Is there anything about this disease that is not controversial or couldn't be made to be controversial in some way?
The interesting thing is they're making a connection between RST3 genotypes and this haplotype - over half of the people on the east coast are supposedly infected with RST1 OspC Type A infections, if I recall correctly, and they are virulent and disseminate quickly. Invasive. RST3 is usually a far less invasive strain, but you can get a specific type which is pretty invasive hematogenously speaking (RST3 Type I) that supposedly shows up more frequently in people with a specific haplotype.

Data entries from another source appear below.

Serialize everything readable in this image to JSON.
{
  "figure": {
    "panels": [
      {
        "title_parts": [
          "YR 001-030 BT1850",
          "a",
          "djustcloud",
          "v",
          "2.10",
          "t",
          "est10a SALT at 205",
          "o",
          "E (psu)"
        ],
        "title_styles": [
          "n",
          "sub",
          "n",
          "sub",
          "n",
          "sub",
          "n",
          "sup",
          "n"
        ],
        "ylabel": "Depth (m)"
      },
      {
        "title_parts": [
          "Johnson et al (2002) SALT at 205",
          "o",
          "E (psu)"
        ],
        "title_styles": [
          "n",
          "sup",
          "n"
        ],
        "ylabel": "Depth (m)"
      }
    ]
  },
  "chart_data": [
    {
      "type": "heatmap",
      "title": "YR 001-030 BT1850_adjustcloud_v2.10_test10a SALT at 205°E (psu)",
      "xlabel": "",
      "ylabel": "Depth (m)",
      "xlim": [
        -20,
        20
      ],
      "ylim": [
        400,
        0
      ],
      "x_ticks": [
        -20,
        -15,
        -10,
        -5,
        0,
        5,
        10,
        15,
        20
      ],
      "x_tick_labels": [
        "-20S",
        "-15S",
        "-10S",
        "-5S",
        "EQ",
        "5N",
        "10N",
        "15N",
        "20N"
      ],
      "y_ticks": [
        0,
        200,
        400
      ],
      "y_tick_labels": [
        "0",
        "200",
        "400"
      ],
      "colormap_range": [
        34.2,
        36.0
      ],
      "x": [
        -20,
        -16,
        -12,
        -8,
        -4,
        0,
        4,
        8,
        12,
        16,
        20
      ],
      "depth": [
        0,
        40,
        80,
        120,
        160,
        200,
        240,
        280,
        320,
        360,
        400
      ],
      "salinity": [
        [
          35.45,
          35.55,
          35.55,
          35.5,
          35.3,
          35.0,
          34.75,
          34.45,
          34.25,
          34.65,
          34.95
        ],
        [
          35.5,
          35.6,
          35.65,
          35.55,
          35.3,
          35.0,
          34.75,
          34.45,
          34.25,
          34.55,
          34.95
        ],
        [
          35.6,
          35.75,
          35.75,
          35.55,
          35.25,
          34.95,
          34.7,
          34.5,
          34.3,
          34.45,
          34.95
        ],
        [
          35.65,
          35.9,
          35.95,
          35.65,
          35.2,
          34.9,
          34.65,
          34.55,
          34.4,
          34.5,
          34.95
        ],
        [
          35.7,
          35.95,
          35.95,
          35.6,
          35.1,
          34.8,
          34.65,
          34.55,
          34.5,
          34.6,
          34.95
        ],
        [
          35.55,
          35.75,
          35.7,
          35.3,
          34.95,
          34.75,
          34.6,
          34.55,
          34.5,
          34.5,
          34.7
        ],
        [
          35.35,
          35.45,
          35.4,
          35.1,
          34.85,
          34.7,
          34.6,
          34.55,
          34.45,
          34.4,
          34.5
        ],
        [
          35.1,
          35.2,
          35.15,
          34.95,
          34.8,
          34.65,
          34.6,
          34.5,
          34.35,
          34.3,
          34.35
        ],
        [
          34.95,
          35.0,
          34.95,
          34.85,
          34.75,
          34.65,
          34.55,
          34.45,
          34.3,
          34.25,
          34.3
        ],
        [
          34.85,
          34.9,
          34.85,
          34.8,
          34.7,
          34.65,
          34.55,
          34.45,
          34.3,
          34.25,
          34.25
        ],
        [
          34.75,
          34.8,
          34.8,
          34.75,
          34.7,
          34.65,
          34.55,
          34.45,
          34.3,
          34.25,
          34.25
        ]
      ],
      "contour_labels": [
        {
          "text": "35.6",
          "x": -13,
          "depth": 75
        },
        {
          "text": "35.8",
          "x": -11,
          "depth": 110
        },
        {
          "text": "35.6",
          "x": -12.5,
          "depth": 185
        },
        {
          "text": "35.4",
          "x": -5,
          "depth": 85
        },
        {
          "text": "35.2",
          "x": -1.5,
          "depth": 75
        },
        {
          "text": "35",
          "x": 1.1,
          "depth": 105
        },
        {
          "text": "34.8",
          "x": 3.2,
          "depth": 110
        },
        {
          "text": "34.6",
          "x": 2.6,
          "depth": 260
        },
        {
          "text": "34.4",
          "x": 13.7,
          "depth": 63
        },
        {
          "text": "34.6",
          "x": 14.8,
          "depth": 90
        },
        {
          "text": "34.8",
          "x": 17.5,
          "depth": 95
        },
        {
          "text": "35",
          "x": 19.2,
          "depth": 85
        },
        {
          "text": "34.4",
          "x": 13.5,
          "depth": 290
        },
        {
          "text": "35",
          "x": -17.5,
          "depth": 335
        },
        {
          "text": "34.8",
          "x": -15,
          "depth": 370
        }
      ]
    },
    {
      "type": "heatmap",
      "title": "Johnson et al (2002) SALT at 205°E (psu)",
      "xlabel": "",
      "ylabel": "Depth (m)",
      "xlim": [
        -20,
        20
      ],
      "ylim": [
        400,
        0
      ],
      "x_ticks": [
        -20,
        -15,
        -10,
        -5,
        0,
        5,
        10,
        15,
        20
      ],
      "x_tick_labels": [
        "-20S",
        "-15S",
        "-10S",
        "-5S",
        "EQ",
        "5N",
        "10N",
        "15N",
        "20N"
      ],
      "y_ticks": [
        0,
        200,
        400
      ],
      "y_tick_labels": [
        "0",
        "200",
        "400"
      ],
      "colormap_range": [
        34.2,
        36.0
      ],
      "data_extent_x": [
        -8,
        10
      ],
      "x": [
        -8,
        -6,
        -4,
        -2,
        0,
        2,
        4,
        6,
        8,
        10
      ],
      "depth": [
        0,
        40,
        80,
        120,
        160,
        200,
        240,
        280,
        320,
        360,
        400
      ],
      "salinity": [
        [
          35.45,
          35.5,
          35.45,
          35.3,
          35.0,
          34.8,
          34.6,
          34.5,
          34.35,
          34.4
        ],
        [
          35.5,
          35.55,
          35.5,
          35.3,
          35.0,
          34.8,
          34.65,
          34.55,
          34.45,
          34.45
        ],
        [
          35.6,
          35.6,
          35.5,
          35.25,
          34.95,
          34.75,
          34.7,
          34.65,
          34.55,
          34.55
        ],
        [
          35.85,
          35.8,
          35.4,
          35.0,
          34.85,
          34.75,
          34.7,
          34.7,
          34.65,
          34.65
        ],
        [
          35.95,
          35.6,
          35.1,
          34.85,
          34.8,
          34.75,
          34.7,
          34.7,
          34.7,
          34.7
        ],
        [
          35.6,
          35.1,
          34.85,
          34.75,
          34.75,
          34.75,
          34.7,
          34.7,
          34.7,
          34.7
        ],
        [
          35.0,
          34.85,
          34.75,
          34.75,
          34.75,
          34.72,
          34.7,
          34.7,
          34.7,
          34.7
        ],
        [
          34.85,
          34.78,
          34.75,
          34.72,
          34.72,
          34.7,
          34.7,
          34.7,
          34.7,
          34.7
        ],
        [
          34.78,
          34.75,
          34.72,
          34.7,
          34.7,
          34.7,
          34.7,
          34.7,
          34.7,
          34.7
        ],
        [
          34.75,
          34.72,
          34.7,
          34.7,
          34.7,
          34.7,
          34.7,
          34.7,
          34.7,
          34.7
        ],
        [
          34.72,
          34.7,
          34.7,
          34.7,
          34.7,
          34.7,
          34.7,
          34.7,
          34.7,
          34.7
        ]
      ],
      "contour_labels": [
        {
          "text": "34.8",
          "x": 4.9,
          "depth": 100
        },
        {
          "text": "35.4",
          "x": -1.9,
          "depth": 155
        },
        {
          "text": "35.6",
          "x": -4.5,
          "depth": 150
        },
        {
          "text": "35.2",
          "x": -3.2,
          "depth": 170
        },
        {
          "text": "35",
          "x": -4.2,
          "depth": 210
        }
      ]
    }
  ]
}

Further research is no doubt required to determine whether or not there really is an association between treatment-resistant Lyme arthritis and specific haplotypes/alleles.
ReplyDeleteGiven all the patients just in the U.S. (because Lyme arthritis seems to occur more frequently in North America), one could reasonably assume that a large volume of data has already been collected from patients with Lyme arthritis. I think it's also more than likely that not every person with Lyme arthritis has has their HLA typing done and recorded in a national database.
Patients obviously move from time to time, and others get lost to follow-up studies for other reasons (like death), however the good thing about HLA is that it remains constant for any given person. If someone were curious and motivated enough -- and provided with adequate funding -- it wouldn't take much effort to collect some basic genetic information for analysis purposes. Collecting the data would require identifying qualified Lyme disease patients (past or present), assuring them their confidential information would not be shared with insurance companies, and asking them if they would be willing to participate in research that would contribute to a better understanding of Lyme disease. If the person agreed, they could be mailed a test kit including instructions for doing a simple cheek swab which could then be returned in a self-addressed, postage-paid envelope. It wouldn't be a glamorous research project by any means, but it just might provide some useful data and finally answer the question of whether or not treatment-resistant Lyme disease is more closely linked to certain HLA types than others.
I realize that's a rather simplistic proposal, but it could potentially answer only one of many, many outstanding questions when it comes to Lyme disease.